Where there is money to be made online some people will always try to beat the system and trick their way to the top of search results. In the past, one way of tricking Google was to try to increase the relevancy of a web page by repeating the same keywords over and other. This obviously didn’t look natural to a site visitor so some people then started to write with white text against a white background. This hasn’t been effective for gaming Google for a very long time and it is very likely that Google would quickly identify this happening and refuse to add your site to their index.

Penalties can also be applied to domains that have tried to build lots of links to their website in a bid to improve their rankings. It is not easy to build links, in fact the best way is to earn them by creating and publishing really good content so the short-cut that some people try is to build links from sites like ‘SEO Link Directories’. These should be avoided at all costs.


When a user enters a search term in to the Google search page then Google’s aim is to provide the best quality, most useful result that it can. This is by far the most complex part of the process with hundreds of factors being taken in to account. A much more expansive description of this process is covered under my previous post ‘Understanding What Google Wants


The final stage is for Google to display their results. If you have done a good job of making your site accessible and interesting enough for Google to list in their results then ensure that you also take every opportunity to grab the attention of the searcher by making your listing stand out.

You would have most likely already taken the time to make your page titles as relevant as possible but don’t forget that it is ultimately a person who will make the decision to click or not to click so also take the time to make them appealing.

Write your title and description as if they were a magazine advert rather than just information about your product.


Hopefully you will have a good idea of the number of pages your website should have indexed. If you don’t then you can get a rough estimate by adding the number of active products that you have listed with the number of blog posts and the number of content pages (T&C’s page, privacy policy, about us page, etc) Then adding 50% to that number.

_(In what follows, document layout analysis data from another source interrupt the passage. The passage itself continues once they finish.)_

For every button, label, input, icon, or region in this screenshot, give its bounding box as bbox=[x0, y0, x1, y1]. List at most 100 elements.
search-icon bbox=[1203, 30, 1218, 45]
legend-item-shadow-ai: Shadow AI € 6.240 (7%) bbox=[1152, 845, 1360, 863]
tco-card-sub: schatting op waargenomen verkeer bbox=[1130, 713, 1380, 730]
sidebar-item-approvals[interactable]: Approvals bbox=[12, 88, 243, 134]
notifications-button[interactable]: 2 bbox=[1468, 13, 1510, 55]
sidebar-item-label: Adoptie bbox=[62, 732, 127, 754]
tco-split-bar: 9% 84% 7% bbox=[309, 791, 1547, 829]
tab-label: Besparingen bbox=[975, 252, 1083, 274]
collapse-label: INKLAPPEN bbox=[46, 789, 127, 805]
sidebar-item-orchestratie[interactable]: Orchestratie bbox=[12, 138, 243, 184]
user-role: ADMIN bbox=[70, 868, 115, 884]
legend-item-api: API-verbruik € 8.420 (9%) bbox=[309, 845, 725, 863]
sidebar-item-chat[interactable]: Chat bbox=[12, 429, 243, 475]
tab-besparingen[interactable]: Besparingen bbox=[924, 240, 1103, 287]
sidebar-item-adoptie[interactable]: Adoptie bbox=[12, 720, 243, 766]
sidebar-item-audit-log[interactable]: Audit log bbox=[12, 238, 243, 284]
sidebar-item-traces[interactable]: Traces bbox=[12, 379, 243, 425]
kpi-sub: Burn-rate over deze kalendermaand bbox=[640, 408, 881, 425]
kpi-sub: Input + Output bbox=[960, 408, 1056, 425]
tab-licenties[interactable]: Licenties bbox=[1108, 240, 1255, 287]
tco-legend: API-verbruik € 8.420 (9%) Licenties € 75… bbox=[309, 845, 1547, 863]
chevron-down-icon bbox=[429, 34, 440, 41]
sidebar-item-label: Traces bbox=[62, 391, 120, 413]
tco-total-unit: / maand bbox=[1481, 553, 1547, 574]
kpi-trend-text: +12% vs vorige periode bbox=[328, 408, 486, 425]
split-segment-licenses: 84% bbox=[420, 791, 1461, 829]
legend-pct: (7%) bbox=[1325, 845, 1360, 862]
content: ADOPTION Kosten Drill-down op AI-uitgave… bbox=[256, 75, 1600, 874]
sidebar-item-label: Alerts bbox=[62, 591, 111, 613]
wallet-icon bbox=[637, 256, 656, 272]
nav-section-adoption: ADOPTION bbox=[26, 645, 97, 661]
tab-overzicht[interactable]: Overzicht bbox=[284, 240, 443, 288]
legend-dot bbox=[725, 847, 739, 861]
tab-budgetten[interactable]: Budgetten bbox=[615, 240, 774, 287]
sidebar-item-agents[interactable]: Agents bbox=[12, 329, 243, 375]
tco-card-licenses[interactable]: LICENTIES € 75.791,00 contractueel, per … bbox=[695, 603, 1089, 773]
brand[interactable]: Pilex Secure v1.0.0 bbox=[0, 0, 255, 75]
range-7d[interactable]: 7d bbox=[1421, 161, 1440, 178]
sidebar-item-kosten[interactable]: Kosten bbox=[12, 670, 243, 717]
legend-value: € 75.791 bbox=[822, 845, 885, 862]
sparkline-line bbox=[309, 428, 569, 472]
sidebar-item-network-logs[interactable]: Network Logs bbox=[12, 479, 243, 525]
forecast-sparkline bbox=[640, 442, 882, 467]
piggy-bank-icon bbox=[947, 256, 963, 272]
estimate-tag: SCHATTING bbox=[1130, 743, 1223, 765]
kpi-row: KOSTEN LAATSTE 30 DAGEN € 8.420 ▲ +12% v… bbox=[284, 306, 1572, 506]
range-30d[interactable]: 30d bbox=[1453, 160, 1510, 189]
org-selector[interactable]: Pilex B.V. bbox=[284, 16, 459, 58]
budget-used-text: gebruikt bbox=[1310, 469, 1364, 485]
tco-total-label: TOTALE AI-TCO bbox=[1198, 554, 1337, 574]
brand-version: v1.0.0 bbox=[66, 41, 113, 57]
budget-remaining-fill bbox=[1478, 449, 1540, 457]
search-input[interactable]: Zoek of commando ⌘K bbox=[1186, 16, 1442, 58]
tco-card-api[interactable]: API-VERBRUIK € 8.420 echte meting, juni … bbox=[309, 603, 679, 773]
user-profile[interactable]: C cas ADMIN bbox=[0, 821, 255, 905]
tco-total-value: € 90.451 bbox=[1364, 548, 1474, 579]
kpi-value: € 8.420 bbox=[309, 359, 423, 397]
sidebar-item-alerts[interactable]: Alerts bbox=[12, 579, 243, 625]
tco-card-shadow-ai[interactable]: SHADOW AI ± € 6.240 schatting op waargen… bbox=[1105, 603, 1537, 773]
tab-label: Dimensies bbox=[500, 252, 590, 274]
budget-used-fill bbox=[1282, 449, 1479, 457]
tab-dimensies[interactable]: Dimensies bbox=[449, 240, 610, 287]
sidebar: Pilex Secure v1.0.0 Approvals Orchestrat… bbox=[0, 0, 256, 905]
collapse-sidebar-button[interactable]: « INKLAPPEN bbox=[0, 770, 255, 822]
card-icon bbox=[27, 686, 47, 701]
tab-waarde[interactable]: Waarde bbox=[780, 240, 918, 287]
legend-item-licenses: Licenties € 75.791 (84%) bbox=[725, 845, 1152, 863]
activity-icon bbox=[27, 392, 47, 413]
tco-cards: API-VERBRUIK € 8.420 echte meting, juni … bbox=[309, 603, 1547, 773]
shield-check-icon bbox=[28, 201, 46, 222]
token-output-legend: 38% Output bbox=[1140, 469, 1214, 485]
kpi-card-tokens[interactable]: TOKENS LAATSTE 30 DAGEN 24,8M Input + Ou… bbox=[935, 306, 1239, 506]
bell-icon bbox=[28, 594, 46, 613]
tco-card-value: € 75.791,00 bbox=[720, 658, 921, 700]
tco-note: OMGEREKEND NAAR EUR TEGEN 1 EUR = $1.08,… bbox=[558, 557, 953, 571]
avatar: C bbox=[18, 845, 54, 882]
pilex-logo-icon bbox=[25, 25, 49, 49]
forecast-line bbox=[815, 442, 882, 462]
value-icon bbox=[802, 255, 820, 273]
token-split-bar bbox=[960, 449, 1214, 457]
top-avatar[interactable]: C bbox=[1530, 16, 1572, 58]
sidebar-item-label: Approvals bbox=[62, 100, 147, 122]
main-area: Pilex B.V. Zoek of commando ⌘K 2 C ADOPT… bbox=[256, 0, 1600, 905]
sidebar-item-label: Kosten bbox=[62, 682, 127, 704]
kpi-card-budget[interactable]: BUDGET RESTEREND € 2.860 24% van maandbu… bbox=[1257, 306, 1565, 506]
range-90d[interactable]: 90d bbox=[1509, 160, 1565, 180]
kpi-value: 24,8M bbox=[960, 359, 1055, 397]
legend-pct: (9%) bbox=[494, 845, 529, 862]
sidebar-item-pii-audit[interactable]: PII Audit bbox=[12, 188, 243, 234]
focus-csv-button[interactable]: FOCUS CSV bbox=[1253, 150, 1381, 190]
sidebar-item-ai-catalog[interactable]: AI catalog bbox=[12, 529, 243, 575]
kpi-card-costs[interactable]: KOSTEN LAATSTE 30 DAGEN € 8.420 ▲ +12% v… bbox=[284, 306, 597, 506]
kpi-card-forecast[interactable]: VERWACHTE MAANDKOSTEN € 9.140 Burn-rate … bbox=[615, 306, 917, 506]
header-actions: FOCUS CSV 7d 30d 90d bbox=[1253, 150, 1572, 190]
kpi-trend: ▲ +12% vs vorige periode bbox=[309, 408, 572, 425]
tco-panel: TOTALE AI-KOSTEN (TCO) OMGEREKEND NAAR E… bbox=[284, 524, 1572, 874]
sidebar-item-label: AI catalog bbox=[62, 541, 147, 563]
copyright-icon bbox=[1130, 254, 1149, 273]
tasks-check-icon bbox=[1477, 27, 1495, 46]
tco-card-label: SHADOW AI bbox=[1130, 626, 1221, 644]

An indication that you may have a crawling or indexing problem can be identified by comparing the number of pages that you think should be in the index with the number of pages that Google is telling you that it has indexed. The most accurate indication of this will be reported within your Google Search Console account under Google Index >>> Index Status. If you don’t have easy access to Search Console then you can carry out a site search by entering your domain name in to a standard Google search in the following format ‘’.

If the number of pages being reported is much lower than you expected then this indicates that there may be a problem and that Google either can’t find your pages or is deciding not to index them.

If the number is much higher then it is possible that you have a technical issue where your website is creating web addresses that are being indexed when they should possibly have been blocked. A good example is where a product search box on a website creates an unlimited number of web pages that should be blocked from being crawled/indexed. We once had a client who had just 400 products on their site but Google was aware of more than 8-million pages.

If you experience a sudden drop in traffic to your website then the very first thing that you should do is to check that you aren’t blocking search engines from crawling your site. You can do this by creating a Google Search Console account and using the Google’s Robots Testing Tool. If you aren’t able to test your site then you should get some help as soon as possible to find out why your web traffic has disappeared.